We recently looked at the local results for Google, Yahoo!, and Bing in an attempt to find similarities among the results displayed in the search engines' local results.
While Yahoo! and Bing are both powered by the same search engine, the logic behind their local results are very different.
In Yahoo!, a search for a Chicago personal injury lawyer yielded one spammy listing out of five. In Bing for that same search, we found four spammy entries out of five. The non-spammy listing looks like spam at first glance, but the law firm has incorporated their keyword-stuffed name, so they are technically “doing business as” the keyword-rich title in their listing.
Yahoo! shows local results that appear to be based on more credible variables -- things like reviews, citations, reviews on other websites, and rating. They also appear to favor higher-rated law firms. Whereas Google may favor a law firm with 50-plus reviews, even if the average comes out to two-out-of-five stars, Yahoo! seems to favor the five-star listings.
What makes a spammy local listing?
A spammy listing is one that uses keyword-rich business names that are not actual (DBA) business names.

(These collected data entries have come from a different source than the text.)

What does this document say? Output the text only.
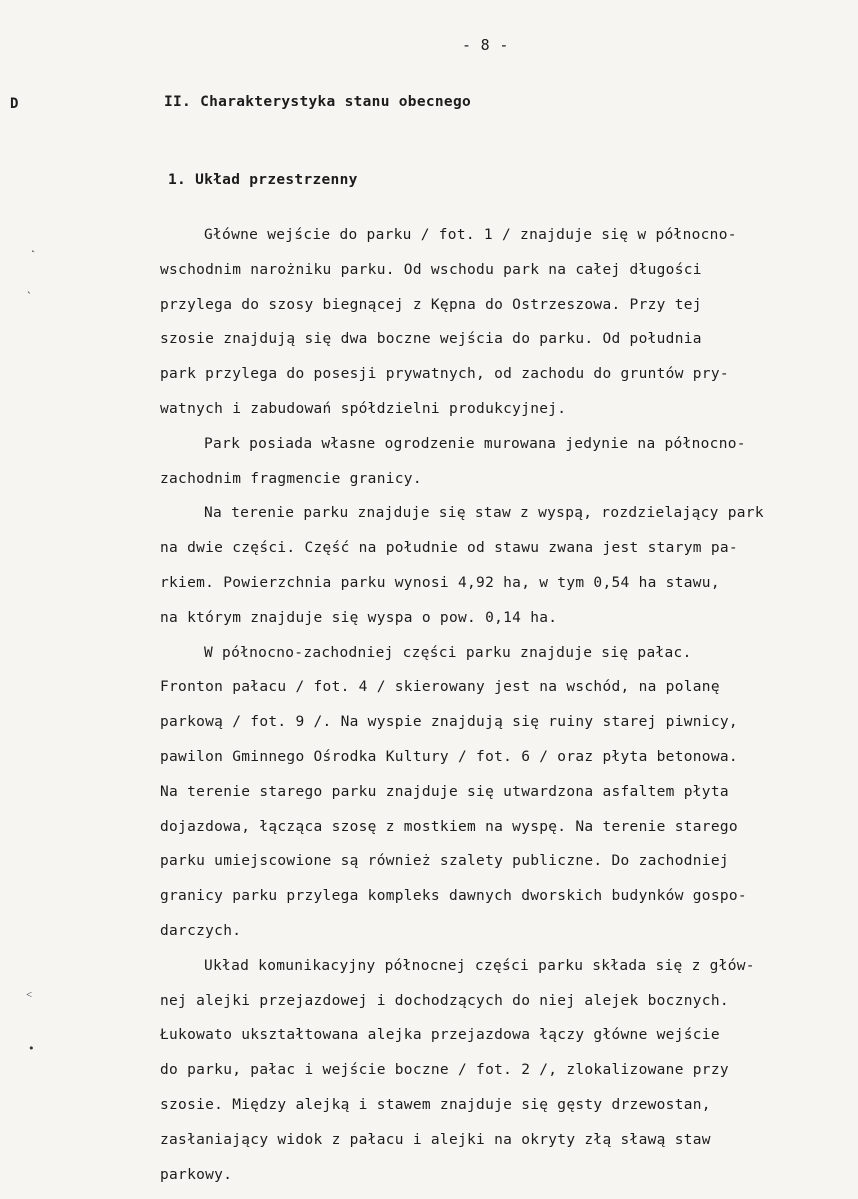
- 8 -
D	II. Charakterystyka stanu obecnego
1. Układ przestrzenny
Główne wejście do parku / fot. 1 / znajduje się w północno-
wschodnim narożniku parku. Od wschodu park na całej długości
przylega do szosy biegnącej z Kępna do Ostrzeszowa. Przy tej
szosie znajdują się dwa boczne wejścia do parku. Od południa
park przylega do posesji prywatnych, od zachodu do gruntów pry-
watnych i zabudowań spółdzielni produkcyjnej.
Park posiada własne ogrodzenie murowana jedynie na północno-
zachodnim fragmencie granicy.
Na terenie parku znajduje się staw z wyspą, rozdzielający park
na dwie części. Część na południe od stawu zwana jest starym pa-
rkiem. Powierzchnia parku wynosi 4,92 ha, w tym 0,54 ha stawu,
na którym znajduje się wyspa o pow. 0,14 ha.
W północno-zachodniej części parku znajduje się pałac.
Fronton pałacu / fot. 4 / skierowany jest na wschód, na polanę
parkową / fot. 9 /. Na wyspie znajdują się ruiny starej piwnicy,
pawilon Gminnego Ośrodka Kultury / fot. 6 / oraz płyta betonowa.
Na terenie starego parku znajduje się utwardzona asfaltem płyta
dojazdowa, łącząca szosę z mostkiem na wyspę. Na terenie starego
parku umiejscowione są również szalety publiczne. Do zachodniej
granicy parku przylega kompleks dawnych dworskich budynków gospo-
darczych.
Układ komunikacyjny północnej części parku składa się z głów-
nej alejki przejazdowej i dochodzących do niej alejek bocznych.
Łukowato ukształtowana alejka przejazdowa łączy główne wejście
do parku, pałac i wejście boczne / fot. 2 /, zlokalizowane przy
szosie. Między alejką i stawem znajduje się gęsty drzewostan,
zasłaniający widok z pałacu i alejki na okryty złą sławą staw
parkowy.
˛
`
˂
•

An example:
Correct local listing:
Smith & Smith Attorneys at Law
1234 Main Street
San Francisco, CA 94102
(123) 456-7890
Spammy local listing:
San Francisco Personal Injury Lawyers John and Susan Smith, Personal Injury Attorneys at Law
1234 Main Street
San Francisco, CA 94102
(123) 456-7890
Listing this way in Google+ Local would lead to your listing be flagged and possibly removed. However, it appears Bing rewards such behavior.
An interesting discovery is that “lawyer” seems to be the big spam word. For example, “Chicago personal injury lawyer” in Bing shows 4 our 5 spammy listings. A search for “Chicago personal injury attorney” shows five clean listings.
We stepped out of the Windy City and looked at San Francisco, Tampa, Seattle, St. Louis, Houston, and Phoenix. Also, we looked at various practice areas other than personal injury.
In most instances, it was searches that ended in “lawyer” that had the most spammy titles in the local line up.
Should you spam your Bing listing?
NO! Just because Bing Local is rewarding spam does not mean you should start keyword stuffing your Bing Local listing. Why? If self respect isn't enough, here is a more scientific reason:
Google looks to other local networks to compare what you tell them in Google+ Local versus what you tell everybody else. If they see your address, your phone number, and your website URL assigned to a different business name in Bing, you are hurting your efforts to rank better in Google's local lineup.
Digital business analytics company comScore shows Google as having 66 percent market share and Bing at 17 percent. Statcounter reports Google having 78 percent of U.S. Search engine market share and Bing at almost 12 percent.
Don't ruin your relationship with the giant that holds overwhelming market share just to take advantage of Bing's currently spam-friendly local listings.